Hukukun üstünlüğü ve yatırım ilişkisi

Hukukun üstünlüğü ve yatırımcı tercihleri üzerine sorulan soruya Eğilmez şu yanıtı verdi:
Yabancı yatırımcıların öncelikle istikrara baktığını, hukukun üstünlüğünün ikinci planda olduğunu belirtti.
Ancak hukukun üstünlüğünün, toplumsal huzur ve sürdürülebilir kalkınma için vazgeçilmez olduğunu vurguladı.
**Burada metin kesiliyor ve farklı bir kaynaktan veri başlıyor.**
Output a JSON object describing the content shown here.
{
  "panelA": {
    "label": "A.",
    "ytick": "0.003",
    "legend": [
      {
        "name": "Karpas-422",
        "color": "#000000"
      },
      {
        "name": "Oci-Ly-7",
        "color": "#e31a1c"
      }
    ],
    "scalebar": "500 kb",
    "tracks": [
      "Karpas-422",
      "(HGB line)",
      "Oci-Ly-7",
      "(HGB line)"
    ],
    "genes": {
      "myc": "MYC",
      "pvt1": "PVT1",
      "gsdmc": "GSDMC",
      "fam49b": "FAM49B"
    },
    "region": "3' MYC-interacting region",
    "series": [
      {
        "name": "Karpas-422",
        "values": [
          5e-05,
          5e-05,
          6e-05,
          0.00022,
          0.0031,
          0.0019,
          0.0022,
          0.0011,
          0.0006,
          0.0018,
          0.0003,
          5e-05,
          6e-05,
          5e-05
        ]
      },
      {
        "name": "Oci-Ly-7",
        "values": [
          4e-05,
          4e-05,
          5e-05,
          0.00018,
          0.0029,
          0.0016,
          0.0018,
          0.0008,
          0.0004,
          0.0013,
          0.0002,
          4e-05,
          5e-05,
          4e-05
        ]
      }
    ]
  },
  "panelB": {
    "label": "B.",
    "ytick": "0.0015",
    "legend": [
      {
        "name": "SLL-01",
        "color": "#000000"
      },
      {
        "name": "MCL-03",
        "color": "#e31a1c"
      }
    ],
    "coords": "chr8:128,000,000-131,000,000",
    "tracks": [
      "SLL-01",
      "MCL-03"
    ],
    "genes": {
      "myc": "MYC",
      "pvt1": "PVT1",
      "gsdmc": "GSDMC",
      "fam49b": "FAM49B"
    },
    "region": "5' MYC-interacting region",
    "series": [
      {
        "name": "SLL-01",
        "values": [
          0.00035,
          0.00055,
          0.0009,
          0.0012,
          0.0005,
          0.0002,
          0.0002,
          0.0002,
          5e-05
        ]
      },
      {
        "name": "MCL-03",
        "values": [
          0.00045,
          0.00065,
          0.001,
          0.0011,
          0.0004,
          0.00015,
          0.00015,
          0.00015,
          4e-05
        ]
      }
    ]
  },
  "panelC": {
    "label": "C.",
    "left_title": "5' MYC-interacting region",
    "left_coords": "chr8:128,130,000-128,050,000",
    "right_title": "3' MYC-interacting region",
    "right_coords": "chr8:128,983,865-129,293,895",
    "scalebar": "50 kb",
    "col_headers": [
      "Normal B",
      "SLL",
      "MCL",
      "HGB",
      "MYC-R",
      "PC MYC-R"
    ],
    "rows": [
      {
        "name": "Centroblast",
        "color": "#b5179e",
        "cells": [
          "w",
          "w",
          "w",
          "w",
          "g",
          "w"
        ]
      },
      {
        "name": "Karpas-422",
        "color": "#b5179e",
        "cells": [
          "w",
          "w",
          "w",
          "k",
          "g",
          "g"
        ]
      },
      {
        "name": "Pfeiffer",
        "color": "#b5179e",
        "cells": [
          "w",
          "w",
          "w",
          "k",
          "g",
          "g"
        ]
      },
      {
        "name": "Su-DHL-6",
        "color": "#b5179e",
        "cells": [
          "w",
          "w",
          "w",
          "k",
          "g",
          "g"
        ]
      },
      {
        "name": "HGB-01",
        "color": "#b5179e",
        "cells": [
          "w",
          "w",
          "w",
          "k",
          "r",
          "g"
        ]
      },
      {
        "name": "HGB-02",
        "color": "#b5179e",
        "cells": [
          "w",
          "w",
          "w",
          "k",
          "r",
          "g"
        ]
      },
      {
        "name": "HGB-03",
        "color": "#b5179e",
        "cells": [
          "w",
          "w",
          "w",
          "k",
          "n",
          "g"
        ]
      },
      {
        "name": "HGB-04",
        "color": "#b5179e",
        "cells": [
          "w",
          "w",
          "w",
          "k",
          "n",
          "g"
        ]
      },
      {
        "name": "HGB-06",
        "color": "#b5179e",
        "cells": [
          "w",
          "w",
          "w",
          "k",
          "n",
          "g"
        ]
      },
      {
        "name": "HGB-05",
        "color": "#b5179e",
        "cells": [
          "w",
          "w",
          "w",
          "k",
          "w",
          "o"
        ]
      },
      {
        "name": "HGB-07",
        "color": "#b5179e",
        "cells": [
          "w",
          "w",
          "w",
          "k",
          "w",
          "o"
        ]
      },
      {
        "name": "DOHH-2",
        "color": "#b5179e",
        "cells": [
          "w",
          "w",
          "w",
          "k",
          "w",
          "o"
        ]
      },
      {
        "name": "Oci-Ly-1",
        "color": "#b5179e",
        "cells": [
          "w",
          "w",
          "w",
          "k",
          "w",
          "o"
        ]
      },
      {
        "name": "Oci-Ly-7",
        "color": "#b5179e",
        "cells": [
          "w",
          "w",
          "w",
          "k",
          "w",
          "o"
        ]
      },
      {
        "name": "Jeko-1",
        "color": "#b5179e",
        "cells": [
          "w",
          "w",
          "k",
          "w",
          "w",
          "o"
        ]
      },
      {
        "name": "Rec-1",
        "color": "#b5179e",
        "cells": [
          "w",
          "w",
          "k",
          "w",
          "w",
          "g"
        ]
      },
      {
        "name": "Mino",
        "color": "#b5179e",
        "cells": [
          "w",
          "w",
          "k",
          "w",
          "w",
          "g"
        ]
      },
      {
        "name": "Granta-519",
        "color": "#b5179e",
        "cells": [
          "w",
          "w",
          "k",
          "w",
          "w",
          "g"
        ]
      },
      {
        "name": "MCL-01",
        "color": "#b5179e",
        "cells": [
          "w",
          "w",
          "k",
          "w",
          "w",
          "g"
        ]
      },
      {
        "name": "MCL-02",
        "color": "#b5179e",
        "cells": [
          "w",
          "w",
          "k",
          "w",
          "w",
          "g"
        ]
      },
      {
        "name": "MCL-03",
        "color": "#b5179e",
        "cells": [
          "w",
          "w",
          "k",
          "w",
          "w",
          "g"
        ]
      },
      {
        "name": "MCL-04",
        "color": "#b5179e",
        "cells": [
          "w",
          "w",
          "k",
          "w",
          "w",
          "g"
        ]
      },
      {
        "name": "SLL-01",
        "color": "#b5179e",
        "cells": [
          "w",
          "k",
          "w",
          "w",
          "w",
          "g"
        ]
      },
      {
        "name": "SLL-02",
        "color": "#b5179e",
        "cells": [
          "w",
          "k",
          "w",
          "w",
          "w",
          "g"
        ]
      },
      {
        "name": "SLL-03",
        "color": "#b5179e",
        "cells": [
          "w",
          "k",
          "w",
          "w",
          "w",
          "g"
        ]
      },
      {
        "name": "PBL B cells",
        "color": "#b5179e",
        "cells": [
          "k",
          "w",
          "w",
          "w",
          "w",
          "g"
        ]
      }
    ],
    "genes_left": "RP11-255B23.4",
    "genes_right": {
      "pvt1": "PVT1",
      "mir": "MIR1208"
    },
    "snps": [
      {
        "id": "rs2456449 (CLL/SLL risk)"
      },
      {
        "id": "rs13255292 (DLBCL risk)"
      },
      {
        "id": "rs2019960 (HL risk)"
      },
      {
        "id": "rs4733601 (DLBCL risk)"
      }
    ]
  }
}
Türkiye’de enflasyonla yaşamak

Bir okuyucusunun "Enflasyonla yaşamayı öğrenen kazanır" yorumuna cevap veren Eğilmez, Türkiye'deki asıl sorunun enflasyon değil, sürekli değişen ve rasyonel olmayan politikalar olduğunu belirtti.

Etik ve hukuk: ABD örneği

ABD’deki hukuki uygulamalar hakkında yapılan bir yoruma karşılık Eğilmez, hukuka uygun kararların etik açıdan tartışmalı olabileceğini söyledi. Ancak, kötü örneklerin örnek teşkil etmeyeceğini vurgulayarak Osmanlı'nın ünlü "Sui misal, emsal olmaz" sözünü hatırlattı.